Cette journée s’est bien passée et a effacé les mésaventures de la semaine. Adam lui a fait de gros câlins pour lui dire au revoir, elle en a eu la larme à l’œil. Je ne saurais dire s’il avait compris la situation ou si c’était un heureux hasard mais il l’a serrée très fort dans ses bras et a posé la tête sur l’épaule de Carine. Il faut avouer que venant de lui, c’était émouvant. C’est quelque chose qu’il ne faisait pratiquement jamais.
Quelque part, c’était une partie de la vie d’Adam qui s’arrêtait, j’étais triste moi aussi.

Cet après-midi-là, en fin de journée, nous avons été voir Patricia, la nouvelle nourrice.
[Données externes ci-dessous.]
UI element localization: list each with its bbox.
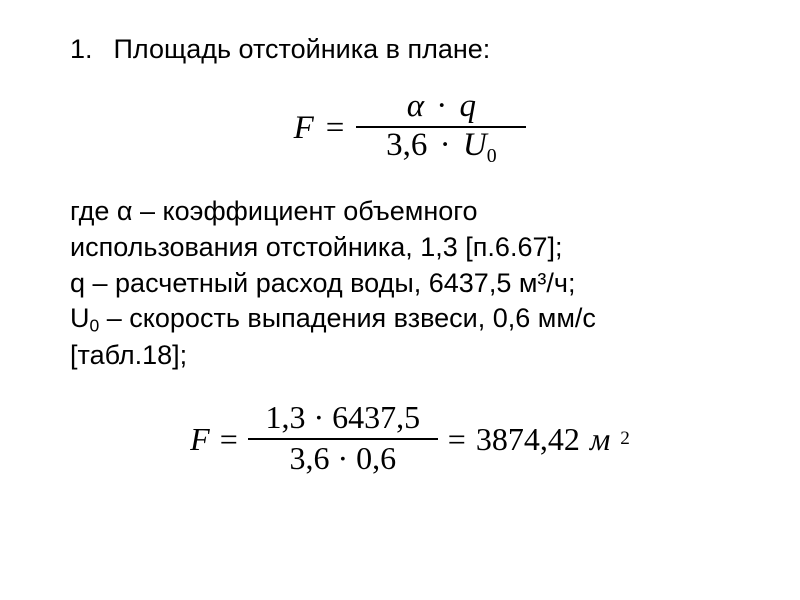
definitions-block: где α – коэффициент объемного использова… xyxy=(70,194,750,373)
document-page: 1. Площадь отстойника в плане: F = α · q… xyxy=(0,0,800,600)
formula-row: F = α · q 3,6 · U0 xyxy=(70,89,750,168)
fraction2-denominator: 3,6 · 0,6 xyxy=(281,440,404,479)
equals-sign: = xyxy=(326,111,345,146)
formula2-lhs: F xyxy=(190,421,210,458)
fraction-numerator: α · q xyxy=(399,89,484,126)
def-line-2: использования отстойника, 1,3 [п.6.67]; xyxy=(70,230,750,266)
multiply-dot: · xyxy=(436,127,455,163)
formula-definition: F = α · q 3,6 · U0 xyxy=(70,89,750,168)
formula2-row: F = 1,3 · 6437,5 3,6 · 0,6 = 3874,42 м2 xyxy=(70,399,750,479)
result-value: 3874,42 xyxy=(476,421,580,458)
formula-lhs: F xyxy=(294,111,314,146)
u0-sub: 0 xyxy=(90,316,100,336)
formula-fraction: α · q 3,6 · U0 xyxy=(356,89,526,168)
section-heading: 1. Площадь отстойника в плане: xyxy=(70,32,750,67)
def-line-4: U0 – скорость выпадения взвеси, 0,6 мм/с xyxy=(70,301,750,338)
u0-var: U xyxy=(70,303,90,333)
multiply-dot: · xyxy=(432,88,451,124)
u-symbol: U xyxy=(463,127,487,163)
heading-text: Площадь отстойника в плане: xyxy=(114,34,491,64)
def-line-3: q – расчетный расход воды, 6437,5 м³/ч; xyxy=(70,266,750,302)
formula-numeric: F = 1,3 · 6437,5 3,6 · 0,6 = 3874,42 м2 xyxy=(70,399,750,479)
q-symbol: q xyxy=(460,88,477,124)
result-exponent: 2 xyxy=(620,428,630,450)
def-line-1: где α – коэффициент объемного xyxy=(70,194,750,230)
fraction2-numerator: 1,3 · 6437,5 xyxy=(257,399,428,438)
heading-number: 1. xyxy=(70,32,106,67)
equals-sign: = xyxy=(220,421,238,458)
def-line-5: [табл.18]; xyxy=(70,338,750,374)
formula2-fraction: 1,3 · 6437,5 3,6 · 0,6 xyxy=(248,399,438,479)
fraction-denominator: 3,6 · U0 xyxy=(378,128,504,169)
equals-sign: = xyxy=(448,421,466,458)
u0-rest: – скорость выпадения взвеси, 0,6 мм/с xyxy=(99,303,596,333)
den-const: 3,6 xyxy=(386,127,427,163)
u-subscript: 0 xyxy=(487,145,497,167)
alpha-symbol: α xyxy=(407,88,424,124)
result-unit: м xyxy=(590,421,610,458)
Elle nous a invité à boire un café pour qu’Adam puisse repérer les lieux. J’ai beaucoup apprécié cette façon de faire. Il a visité les pièces avec nous et elle lui a montré quelques jouets avec lesquels il pouvait jouer. Un feeling s’est installé entre eux dès le premier jour. Au moment de partir, elle a tenu à l’habiller elle-même. Elle était directive et très à l’aise. Il est tombé sous le charme de ce petit bout de femme.

La semaine suivante, Adam a fait son entrée dans cette nouvelle maison. Sans nous cette fois ci. Et là, quelle différence ! Pour nous, mais surtout pour lui.
Il ne se mettait plus dans nos jambes le matin en arrivant chez elle, contrairement à ce qu’il faisait chez Carine. Il ne pleurait plus en s’agrippant à nous. Il n’attrapait plus son manteau et son bonnet pour qu’on le rhabille. Non, il y allait avec grand plaisir. Nous n’avions plus aucun mal à le déposer, on devait même souvent ramer pour obtenir un petit câlin avant de partir. Il ne prenait même plus la peine d’enlever son manteau ou ses chaussures, il fonçait directement vers la salle de jeu. Il a pris ses repères facilement, et nous aussi.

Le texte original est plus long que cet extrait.